Friday, May 9, 2014

JMA Model Predicting Strong El Nino to Develop for Winter 2014-2015

The Japanese Meteorological Agency's long range climate model is predicting a strong El Nino to develop in time for the upcoming winter.

Shown above we see the predicted sea surface temperature (SST) anomalies in the yellow squares from present day to about October 2014, with observed SST anomalies in the red circles on the left side of the graph. We see that the JMA model is predicting a rather linear rise in sea surface temperature anomalies into this summer and fall, reaching El Nino territory by late spring. The shaded red region in this graph indicates the threshold and SST anomalies that define an El Nino (+0.5 degrees C or above), while the blue shaded region defines official La Nina SST anomalies (-0.5 degrees C or below).

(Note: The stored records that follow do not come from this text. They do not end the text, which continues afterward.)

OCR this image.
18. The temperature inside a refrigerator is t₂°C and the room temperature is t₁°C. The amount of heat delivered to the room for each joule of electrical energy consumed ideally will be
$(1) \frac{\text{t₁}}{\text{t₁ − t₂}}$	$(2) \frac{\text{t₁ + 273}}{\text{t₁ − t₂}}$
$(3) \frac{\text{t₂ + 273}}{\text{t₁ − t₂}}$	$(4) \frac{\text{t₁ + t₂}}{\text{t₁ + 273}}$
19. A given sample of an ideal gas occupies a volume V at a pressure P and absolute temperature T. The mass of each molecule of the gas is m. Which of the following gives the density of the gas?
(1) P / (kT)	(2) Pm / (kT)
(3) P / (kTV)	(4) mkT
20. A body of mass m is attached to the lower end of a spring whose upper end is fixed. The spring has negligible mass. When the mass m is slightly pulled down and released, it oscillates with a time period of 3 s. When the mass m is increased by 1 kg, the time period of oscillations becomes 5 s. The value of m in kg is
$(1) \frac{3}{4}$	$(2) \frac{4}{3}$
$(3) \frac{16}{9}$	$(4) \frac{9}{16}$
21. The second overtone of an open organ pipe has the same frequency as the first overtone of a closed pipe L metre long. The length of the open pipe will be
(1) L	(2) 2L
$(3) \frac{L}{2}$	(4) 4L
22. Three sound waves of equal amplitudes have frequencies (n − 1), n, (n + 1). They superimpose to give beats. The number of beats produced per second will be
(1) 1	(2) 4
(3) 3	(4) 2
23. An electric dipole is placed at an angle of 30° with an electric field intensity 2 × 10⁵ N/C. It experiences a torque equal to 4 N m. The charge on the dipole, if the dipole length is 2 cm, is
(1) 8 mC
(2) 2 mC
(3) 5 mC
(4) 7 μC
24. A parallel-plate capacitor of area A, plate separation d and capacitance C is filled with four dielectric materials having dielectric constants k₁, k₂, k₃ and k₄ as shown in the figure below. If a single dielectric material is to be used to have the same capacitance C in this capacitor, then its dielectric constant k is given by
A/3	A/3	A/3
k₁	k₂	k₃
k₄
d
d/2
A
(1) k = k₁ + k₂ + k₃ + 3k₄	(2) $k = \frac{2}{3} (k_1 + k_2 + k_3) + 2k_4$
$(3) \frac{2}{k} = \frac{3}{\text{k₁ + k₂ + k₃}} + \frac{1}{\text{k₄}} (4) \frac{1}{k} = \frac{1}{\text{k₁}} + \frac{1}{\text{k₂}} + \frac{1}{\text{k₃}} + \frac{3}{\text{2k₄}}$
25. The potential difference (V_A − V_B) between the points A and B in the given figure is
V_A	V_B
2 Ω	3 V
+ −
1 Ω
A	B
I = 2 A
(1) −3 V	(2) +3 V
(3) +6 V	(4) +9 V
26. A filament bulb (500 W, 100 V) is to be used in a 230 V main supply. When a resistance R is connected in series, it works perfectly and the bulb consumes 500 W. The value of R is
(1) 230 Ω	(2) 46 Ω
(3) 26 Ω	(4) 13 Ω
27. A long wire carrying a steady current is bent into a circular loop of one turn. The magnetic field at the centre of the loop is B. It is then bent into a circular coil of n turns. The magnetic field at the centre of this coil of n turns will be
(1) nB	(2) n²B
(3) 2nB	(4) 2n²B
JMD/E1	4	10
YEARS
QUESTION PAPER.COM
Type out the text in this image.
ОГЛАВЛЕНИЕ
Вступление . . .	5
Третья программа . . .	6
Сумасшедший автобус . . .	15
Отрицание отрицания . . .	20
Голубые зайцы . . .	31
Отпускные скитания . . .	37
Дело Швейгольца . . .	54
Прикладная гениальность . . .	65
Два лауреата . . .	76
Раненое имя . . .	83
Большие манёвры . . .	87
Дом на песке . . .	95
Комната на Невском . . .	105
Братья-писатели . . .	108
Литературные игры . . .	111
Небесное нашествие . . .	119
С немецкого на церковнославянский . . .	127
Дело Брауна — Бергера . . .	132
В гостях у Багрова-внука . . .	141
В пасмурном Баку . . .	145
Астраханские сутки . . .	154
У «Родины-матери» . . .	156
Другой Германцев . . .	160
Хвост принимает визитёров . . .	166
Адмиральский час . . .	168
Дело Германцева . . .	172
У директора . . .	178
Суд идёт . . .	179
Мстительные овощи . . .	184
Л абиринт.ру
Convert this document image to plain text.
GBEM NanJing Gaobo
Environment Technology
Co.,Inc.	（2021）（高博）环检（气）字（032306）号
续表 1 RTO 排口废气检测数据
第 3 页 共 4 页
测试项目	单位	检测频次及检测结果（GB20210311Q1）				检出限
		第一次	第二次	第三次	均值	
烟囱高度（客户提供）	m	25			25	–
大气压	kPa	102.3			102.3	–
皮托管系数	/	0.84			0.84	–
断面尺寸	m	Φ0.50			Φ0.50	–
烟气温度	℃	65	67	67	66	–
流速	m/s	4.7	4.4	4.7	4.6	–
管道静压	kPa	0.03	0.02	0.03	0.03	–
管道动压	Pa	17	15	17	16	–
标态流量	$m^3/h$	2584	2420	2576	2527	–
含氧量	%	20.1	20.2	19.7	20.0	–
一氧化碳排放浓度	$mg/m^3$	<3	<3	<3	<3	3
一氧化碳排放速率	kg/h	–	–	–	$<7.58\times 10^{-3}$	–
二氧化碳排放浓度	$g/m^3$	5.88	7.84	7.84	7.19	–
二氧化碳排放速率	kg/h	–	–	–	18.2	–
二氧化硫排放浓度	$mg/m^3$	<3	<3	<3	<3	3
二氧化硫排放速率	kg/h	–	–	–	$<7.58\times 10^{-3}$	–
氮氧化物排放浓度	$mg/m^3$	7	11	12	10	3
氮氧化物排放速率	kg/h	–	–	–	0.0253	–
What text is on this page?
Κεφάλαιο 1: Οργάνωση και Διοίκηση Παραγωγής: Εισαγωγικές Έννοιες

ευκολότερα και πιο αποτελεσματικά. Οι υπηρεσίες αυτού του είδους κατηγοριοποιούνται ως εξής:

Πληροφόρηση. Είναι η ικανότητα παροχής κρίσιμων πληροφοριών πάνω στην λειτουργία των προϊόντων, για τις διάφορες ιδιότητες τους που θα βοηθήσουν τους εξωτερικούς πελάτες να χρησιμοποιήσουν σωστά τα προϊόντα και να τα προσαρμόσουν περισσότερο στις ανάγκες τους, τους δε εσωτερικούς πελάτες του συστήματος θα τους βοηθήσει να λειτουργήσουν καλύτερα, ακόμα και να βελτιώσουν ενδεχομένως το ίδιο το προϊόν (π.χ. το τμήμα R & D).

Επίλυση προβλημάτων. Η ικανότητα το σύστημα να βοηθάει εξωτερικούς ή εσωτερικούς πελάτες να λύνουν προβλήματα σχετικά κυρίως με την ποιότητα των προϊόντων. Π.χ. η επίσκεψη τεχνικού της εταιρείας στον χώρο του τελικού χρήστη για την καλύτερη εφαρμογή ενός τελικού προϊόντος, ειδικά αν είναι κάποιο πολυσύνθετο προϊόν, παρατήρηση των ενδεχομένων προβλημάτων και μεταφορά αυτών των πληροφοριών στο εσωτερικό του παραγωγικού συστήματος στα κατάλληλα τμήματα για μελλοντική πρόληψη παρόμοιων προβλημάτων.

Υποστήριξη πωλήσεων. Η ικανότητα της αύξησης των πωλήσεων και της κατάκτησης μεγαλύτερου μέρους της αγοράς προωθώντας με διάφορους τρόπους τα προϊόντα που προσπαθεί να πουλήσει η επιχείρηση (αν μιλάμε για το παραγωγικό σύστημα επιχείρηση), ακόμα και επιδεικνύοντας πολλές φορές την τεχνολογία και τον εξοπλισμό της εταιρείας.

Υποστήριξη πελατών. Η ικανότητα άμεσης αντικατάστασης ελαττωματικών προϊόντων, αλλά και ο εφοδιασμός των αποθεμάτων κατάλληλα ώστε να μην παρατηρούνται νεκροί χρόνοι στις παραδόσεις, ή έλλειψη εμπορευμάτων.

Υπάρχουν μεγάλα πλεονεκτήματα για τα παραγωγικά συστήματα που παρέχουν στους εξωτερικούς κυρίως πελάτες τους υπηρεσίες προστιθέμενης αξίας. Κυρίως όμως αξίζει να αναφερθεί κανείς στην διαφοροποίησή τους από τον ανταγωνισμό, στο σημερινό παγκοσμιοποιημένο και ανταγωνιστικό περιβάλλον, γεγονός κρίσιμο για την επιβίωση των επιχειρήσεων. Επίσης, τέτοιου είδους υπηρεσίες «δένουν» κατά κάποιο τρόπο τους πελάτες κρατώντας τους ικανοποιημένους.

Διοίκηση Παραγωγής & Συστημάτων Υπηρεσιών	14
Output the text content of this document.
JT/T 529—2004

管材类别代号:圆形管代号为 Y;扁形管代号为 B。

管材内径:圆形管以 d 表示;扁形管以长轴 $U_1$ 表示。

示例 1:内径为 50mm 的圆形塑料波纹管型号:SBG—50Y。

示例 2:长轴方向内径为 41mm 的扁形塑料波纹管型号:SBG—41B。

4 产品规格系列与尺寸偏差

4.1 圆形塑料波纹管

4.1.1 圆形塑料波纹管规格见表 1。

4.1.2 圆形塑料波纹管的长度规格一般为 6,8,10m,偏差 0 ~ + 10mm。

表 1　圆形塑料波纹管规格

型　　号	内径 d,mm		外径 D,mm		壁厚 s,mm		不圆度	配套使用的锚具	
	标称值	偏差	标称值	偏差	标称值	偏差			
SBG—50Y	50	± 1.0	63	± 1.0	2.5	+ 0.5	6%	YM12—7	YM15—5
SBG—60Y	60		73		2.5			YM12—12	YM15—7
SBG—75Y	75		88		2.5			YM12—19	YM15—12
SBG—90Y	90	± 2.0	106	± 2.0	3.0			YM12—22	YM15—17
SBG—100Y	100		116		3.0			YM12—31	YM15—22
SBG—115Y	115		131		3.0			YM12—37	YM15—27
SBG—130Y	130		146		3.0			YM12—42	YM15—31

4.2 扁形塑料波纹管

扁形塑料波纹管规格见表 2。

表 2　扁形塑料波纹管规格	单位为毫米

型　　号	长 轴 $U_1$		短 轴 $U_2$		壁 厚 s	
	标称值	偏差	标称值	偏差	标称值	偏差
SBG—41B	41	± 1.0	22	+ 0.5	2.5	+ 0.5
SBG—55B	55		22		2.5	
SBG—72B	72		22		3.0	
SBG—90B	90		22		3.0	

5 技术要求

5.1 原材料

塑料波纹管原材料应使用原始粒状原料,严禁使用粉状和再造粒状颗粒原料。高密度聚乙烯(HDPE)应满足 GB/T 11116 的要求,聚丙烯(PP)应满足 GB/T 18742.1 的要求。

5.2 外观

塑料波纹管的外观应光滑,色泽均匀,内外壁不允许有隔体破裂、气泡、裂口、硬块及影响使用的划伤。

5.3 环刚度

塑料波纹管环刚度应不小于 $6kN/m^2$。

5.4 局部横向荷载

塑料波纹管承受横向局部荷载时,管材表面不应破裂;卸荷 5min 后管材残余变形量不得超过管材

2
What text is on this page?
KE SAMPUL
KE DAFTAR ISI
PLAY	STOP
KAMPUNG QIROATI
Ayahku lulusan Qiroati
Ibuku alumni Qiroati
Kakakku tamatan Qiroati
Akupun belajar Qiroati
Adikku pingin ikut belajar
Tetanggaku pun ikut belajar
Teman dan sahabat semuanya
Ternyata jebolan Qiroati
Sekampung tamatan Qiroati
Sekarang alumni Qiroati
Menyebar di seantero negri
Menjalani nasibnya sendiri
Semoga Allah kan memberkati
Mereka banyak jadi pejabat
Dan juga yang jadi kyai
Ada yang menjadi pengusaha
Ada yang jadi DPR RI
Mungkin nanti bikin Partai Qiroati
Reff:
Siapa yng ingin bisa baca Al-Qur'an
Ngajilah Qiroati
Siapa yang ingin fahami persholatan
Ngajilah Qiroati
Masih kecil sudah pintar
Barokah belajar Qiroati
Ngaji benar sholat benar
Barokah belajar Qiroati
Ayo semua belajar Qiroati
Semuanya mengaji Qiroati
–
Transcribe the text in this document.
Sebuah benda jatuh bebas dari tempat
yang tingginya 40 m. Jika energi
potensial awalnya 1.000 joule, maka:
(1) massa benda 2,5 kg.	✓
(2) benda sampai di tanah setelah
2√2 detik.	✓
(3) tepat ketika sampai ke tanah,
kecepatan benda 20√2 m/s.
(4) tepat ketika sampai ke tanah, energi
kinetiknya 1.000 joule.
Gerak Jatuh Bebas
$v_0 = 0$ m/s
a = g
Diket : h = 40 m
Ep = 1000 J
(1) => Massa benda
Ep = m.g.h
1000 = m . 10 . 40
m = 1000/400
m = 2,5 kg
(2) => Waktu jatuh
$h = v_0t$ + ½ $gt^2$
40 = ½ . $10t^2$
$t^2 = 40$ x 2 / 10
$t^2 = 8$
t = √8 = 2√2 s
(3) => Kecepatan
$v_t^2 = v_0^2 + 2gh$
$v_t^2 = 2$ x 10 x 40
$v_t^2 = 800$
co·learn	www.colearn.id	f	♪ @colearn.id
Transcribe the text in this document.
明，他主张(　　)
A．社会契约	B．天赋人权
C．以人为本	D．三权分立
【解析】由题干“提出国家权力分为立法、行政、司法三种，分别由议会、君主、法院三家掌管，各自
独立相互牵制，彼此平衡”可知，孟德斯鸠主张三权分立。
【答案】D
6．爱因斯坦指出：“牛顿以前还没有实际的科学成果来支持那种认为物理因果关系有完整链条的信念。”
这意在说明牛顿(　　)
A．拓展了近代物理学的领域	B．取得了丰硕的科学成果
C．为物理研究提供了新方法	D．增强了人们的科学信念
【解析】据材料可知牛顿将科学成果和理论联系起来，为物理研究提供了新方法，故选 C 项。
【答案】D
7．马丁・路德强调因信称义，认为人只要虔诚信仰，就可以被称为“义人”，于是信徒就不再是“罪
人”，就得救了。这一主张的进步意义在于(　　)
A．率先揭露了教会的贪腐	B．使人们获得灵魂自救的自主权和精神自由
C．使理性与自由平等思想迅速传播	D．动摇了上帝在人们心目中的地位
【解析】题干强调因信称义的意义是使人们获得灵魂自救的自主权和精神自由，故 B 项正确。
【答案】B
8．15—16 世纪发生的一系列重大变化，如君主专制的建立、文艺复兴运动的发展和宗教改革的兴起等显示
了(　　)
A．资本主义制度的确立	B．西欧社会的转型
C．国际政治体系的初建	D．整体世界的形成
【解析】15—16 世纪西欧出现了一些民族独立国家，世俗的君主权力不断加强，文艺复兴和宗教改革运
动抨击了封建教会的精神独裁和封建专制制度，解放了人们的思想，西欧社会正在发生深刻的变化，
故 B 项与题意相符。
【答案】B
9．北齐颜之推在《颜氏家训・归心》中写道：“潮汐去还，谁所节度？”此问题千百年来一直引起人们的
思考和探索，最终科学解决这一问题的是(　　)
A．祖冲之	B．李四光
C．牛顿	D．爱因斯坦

The Climate Prediction Center (CPC) here in the United States makes its own climate model as well, named the Coupled Forecast System model (CFS). The CFS model above shows a linear increase in SST anomalies as well, maxing out at around 1.5 degrees Celsius for November-December-January in 2014-2015. The 1.5 degrees C above normal benchmark is also the threshold for a Strong El Nino, meaning such an El Nino of that strength is still possible (though in my personal opinion, not as likely). The general gist of these two models is that we can expect an El Nino to develop later on this summer, likely to strengthen through the fall and into this winter.



Anonymous said...

When that happens what will the winter most likely be like?
Warm? Colder then this past winter?
What are your thoughts?

Thank you in advance!

Frank-o said...

..If indeed we get a super or strong El-Nino, for us here in NC @ zipcode 28659, it can spell bad news for snow lovers. These types of wetaher patterns can cause really abnormal high temps in the Mid Section/Ohio Valley and.. The entire East Coast from the Gulf all the way to Canada.
While a weak to moderate El-Nino can mean lots of wet heavy deep snows every 4 days or so in cycles of 2 weeks runs, especially in up State GA, SC, and in most if not all of North Carolina, as we tend to be in the sweet spot!
We snow lovers have been hoping for a El-Nino winter since 2009/2010 as that was the last one.
On average, the stronger the El Niño episode, the warmer and wetter the winters have been.
Remember:.....During strong El Niño episodes, the bulk of the cold air remains north of the mid-Atlantic region, often resulting in precipitation falling as rain instead of changing to snow.
This is so much fun to watch! Thanks for all your hard work Andrew!!!

BearCub said...

It will be interesting to see how this forecast develops. Joe Bastardi is forecasting that the El Nino will fade as we approach Fall and Winter, producing more cold and snow. A weak El Nino could also be a big snow producer if the forecasts were to meet in the middle.